Rebecca Racusin Almog ’02
“Don’t limit yourself.”
“I was groomed from a very young age by my violin teachers to be a professional. Pursuing a career in music is not for the faint of heart — it takes hours of practicing every day combined with serious focus. This can translate into a one-track education: Go to a conservatory for a music degree, then join the orchestral-audition circuit.
“When I started at Kent Place, in seventh grade, I quickly established a rhythm: Wake up at 5:30 a.m. to practice before school, practice in the Mabie House during my free periods, get home and practice more, dinner, homework, bed, repeat. But what my time at Kent Place taught me was that I had a variety of academic interests.
“When I decided to pursue a liberal arts degree, I knew I was opening myself up to a world of greater possibilities. Though I was still on a performance track, studying concurrently at the New England Conservatory, getting my master’s in music, and winning a few jobs, I continued to believe I could eventually find something to engage all of my skills, both playing and otherwise.

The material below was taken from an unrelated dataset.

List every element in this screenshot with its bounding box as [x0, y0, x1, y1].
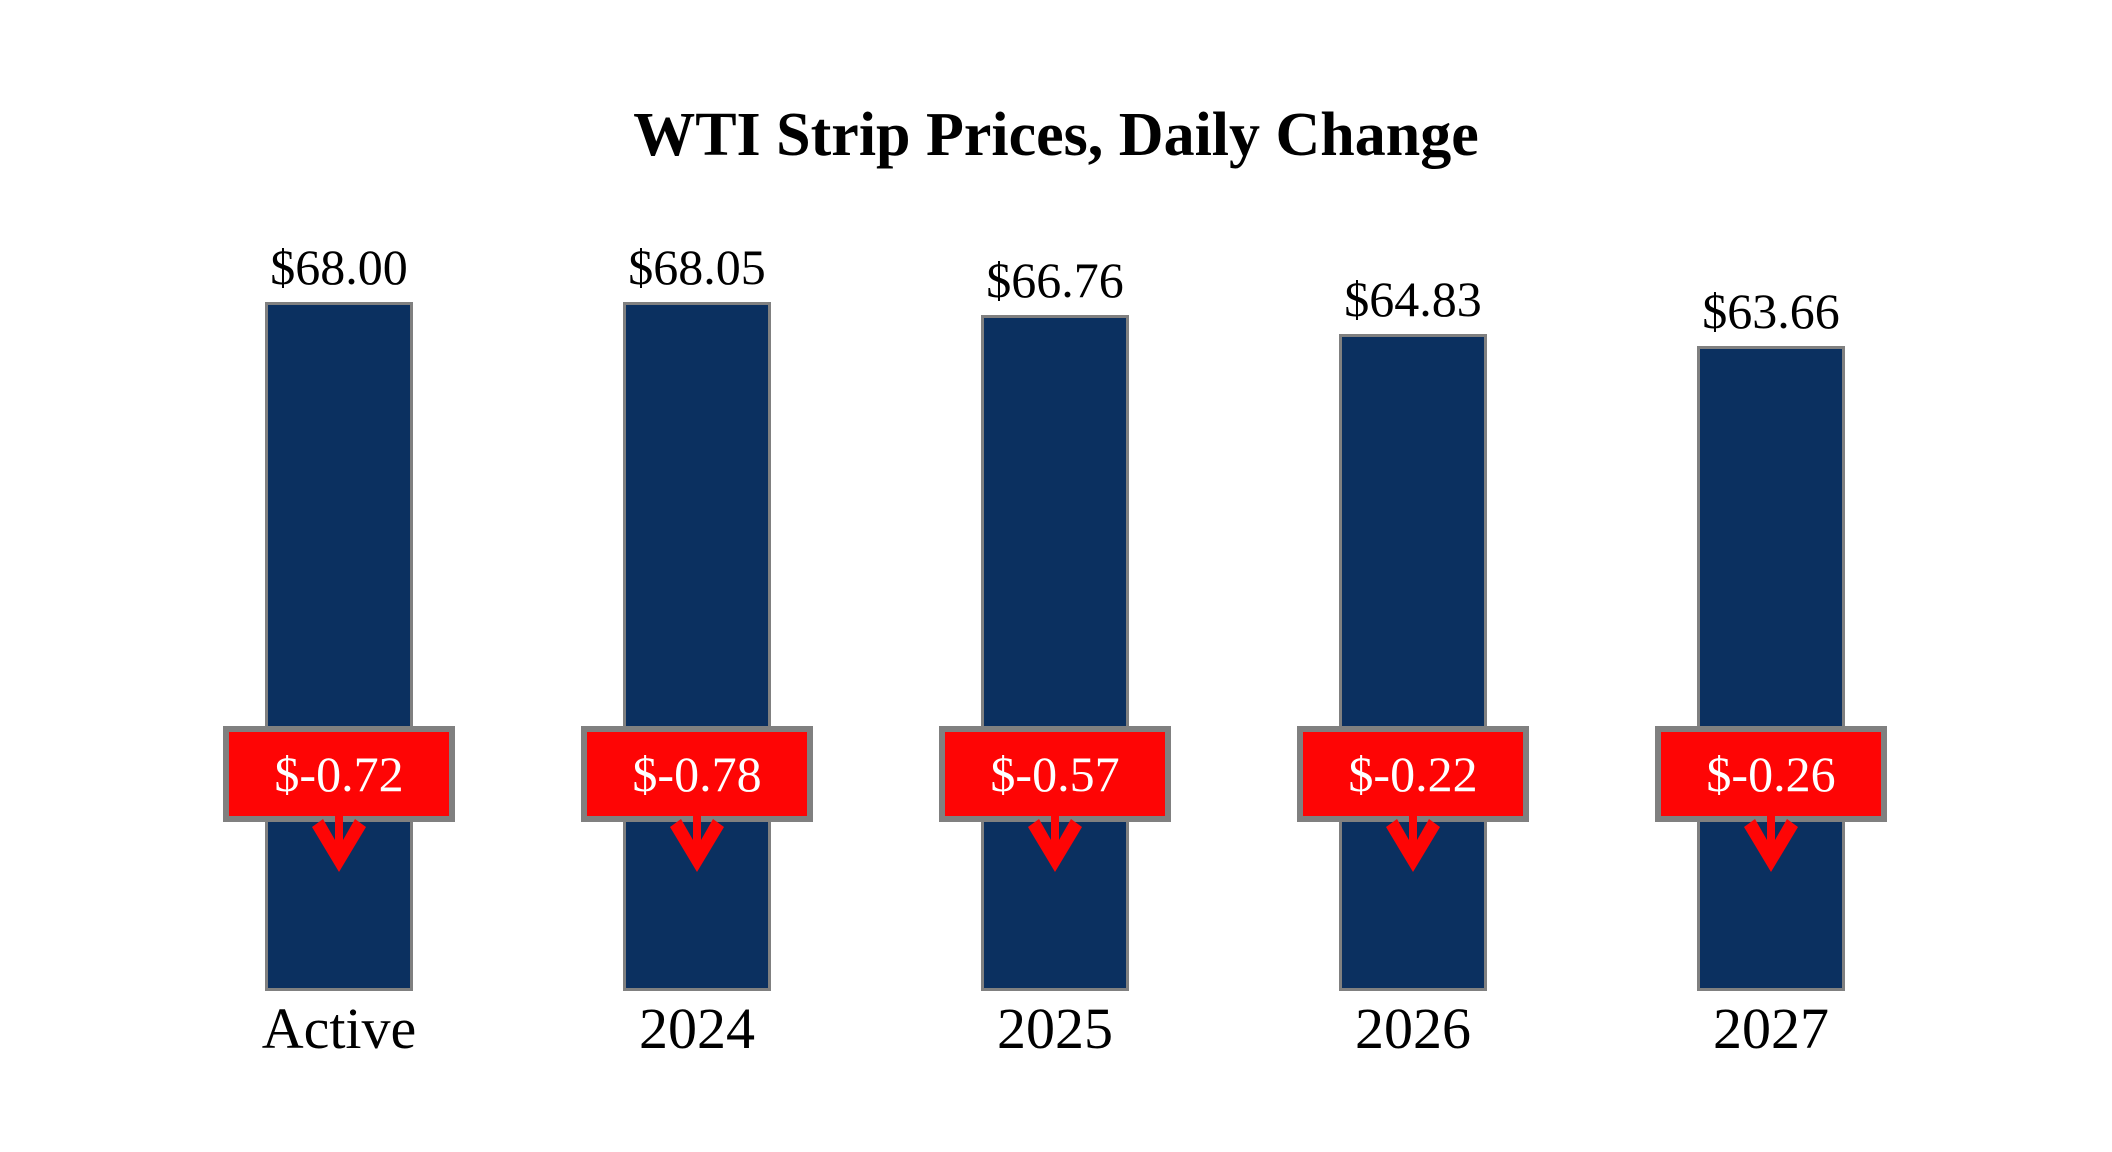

“Two years ago, I started Jackson Hole Chamber Music, a chamber music festival that presents a series of concerts in September, uniting many of the country’s finest musicians. Founding, managing, and playing in a nonprofit organization means I can combine all the things in which I excel. It also enables me to learn on the spot about the other side of the music business — arts administration — with which I had no prior experience. Taking my work at Kent Place seriously and pursuing a liberal arts education in addition to performance studies expanded my horizons and my options for a diverse and fulfilling career.”